Conforme resulta, com evidência, do despacho de fls. 355 e 356, não resultava dos autos, à data do mesmo (20 de Maio de 2010), que os Administradores dos Condomínios dos Lotes A e B, do Prédio sito na Rua…, em VRSA, tivessem poderes da Assembleia Geral dos respectivos condóminos, para que contestassem a presente acção, em que é peticionado o reconhecimento da propriedade dos AA sobre uma determinada parcela de terreno.
O que, atento o disposto no n.º3 do art.º 1473º do Cód. Civ., levaria a concluir pela falta de capacidade judiciária passiva, por parte da administração de cada um dos condomínios.
Para suprir tal excepção dilatória, de conhecimento oficioso (art.ºs 494º c) e 495, ambos do CPC), veio a Sr.ª Juíza que proferiu tal despacho, a dar prazo às partes, para se pronunciarem sobre a matéria.
Tendo vindo a ser juntas aos autos, fotocópias das actas das Assembleias Gerais de Condóminos dos referidos Lotes A e B (vide fls. 360 a 362 e fls. 371), que deliberaram sobre a matéria.
Compulsadas tais actas, verifica-se que os condóminos do Lote B, em Assembleia Geral de Condóminos realizada em 13 de Dezembro de 2009, conferiram poderes ao Administrador do Condomínio desse Lote, para os representar nesta acção.
Pelo que o Administrador do Condomínio do Lote B, ao contestar a presente acção, já detinha poderes para representar os condóminos desse Lote.
Já quanto ao administrador do Lote A, à data da sua citação, não tinha poderes de representação nesta acção dos Condóminos do Lote A, sendo certo que, só veio a receber esses poderes pela deliberação tomada, com esse fito, na Assembleia Geral de Condóminos do Lote A, realizada em 26 de Junho de 2010, não tendo, no entanto, sido ratificada a sua actividade no processo.

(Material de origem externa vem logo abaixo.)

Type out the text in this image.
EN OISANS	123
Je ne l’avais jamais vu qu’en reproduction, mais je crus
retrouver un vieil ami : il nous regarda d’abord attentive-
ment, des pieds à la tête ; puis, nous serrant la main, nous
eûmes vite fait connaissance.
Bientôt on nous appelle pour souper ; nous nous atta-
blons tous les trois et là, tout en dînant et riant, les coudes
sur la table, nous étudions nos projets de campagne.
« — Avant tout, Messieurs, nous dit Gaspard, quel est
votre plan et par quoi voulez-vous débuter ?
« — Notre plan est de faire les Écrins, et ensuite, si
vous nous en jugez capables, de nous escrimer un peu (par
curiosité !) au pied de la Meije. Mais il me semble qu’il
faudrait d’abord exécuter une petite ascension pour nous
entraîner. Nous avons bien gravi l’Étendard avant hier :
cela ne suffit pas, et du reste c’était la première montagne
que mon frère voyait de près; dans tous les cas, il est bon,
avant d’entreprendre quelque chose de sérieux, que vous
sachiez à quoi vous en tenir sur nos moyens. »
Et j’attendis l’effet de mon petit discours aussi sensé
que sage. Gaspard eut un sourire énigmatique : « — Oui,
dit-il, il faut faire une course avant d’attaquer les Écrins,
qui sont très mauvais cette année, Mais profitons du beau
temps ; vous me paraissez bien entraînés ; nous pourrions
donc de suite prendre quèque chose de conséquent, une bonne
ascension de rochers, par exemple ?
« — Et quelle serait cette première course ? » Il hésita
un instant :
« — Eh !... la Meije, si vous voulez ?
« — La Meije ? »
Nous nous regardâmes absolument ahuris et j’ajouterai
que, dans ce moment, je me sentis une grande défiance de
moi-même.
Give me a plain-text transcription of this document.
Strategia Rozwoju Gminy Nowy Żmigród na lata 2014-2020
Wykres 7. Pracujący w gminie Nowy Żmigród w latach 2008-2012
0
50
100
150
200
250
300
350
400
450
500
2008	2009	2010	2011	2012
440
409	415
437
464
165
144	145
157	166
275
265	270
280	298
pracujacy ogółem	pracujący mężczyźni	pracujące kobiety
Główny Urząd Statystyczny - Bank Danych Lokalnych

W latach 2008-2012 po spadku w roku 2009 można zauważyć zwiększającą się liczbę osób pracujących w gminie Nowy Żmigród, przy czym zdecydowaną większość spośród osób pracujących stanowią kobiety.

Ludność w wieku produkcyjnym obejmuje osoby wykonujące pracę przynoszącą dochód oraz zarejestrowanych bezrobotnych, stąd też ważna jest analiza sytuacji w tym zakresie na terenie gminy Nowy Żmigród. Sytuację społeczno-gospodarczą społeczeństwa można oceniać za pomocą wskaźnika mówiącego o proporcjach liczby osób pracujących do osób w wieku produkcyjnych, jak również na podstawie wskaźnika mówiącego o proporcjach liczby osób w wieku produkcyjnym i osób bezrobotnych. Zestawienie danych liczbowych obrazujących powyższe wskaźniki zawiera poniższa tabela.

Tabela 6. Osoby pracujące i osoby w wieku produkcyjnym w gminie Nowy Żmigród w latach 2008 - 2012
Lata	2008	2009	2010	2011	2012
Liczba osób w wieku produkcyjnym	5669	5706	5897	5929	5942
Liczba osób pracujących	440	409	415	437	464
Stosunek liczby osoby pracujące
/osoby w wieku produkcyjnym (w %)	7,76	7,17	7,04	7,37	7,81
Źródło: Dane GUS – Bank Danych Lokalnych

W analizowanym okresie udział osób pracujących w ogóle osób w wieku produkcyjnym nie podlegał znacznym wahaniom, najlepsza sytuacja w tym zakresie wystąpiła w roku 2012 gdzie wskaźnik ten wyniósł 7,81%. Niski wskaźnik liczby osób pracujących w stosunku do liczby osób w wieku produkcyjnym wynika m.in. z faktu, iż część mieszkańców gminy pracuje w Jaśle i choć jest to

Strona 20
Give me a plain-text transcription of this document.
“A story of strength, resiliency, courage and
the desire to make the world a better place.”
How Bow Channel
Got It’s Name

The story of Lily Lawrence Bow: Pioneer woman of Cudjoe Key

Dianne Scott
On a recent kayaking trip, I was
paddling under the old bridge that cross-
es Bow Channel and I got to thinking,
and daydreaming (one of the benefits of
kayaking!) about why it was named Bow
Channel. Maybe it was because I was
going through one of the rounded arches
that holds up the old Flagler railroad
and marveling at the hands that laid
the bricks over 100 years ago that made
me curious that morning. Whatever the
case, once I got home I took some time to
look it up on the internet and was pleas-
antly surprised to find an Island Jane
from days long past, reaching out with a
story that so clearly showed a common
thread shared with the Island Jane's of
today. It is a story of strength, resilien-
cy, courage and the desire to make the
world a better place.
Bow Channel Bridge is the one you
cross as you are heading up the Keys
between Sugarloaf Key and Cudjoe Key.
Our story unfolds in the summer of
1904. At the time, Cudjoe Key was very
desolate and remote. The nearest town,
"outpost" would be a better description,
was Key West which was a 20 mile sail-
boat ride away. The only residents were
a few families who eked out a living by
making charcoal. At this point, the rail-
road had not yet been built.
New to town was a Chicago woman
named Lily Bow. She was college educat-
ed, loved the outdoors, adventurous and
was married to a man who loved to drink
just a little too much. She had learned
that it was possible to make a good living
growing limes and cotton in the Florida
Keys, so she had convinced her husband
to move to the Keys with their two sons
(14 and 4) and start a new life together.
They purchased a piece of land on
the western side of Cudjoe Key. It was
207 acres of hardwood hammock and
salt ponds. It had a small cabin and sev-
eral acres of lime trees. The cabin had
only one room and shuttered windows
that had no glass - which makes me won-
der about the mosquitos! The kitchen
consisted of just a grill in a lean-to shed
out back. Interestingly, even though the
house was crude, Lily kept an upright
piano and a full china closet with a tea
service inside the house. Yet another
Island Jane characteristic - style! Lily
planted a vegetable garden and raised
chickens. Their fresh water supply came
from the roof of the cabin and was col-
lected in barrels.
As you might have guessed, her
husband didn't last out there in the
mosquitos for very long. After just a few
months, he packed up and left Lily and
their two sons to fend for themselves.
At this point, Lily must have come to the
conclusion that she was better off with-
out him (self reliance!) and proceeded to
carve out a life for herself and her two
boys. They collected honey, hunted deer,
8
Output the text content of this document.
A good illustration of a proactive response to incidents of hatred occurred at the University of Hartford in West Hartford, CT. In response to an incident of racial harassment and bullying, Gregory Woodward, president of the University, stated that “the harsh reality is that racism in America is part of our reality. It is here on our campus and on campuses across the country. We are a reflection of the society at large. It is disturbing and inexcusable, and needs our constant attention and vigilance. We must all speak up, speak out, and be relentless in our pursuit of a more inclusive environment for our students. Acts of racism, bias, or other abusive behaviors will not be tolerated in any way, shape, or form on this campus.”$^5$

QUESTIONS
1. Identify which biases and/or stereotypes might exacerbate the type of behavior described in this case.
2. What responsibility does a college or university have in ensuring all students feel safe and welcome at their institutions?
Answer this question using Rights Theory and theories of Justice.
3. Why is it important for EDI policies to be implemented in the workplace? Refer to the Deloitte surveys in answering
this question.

Do que retira que, relativamente ao Condomínio do Lote A, à data da citação para a presente acção (19.10.2009), o Administrador desse Condomínio não tinha capacidade para representar os condóminos desse Lote A.
O que implicaria a falta de capacidade judiciária passiva de tal Administrador.
Mas tendo-lhe sido conferidos poderes para representar tal Condomínio, em data posterior, sem ratificação do processado nesses autos em momento anterior, deveria o Sr. Juiz “a quo” ter ordenado a notificação de tal Administrador, para, em representação do respectivo Condomínio, contestar a presente acção.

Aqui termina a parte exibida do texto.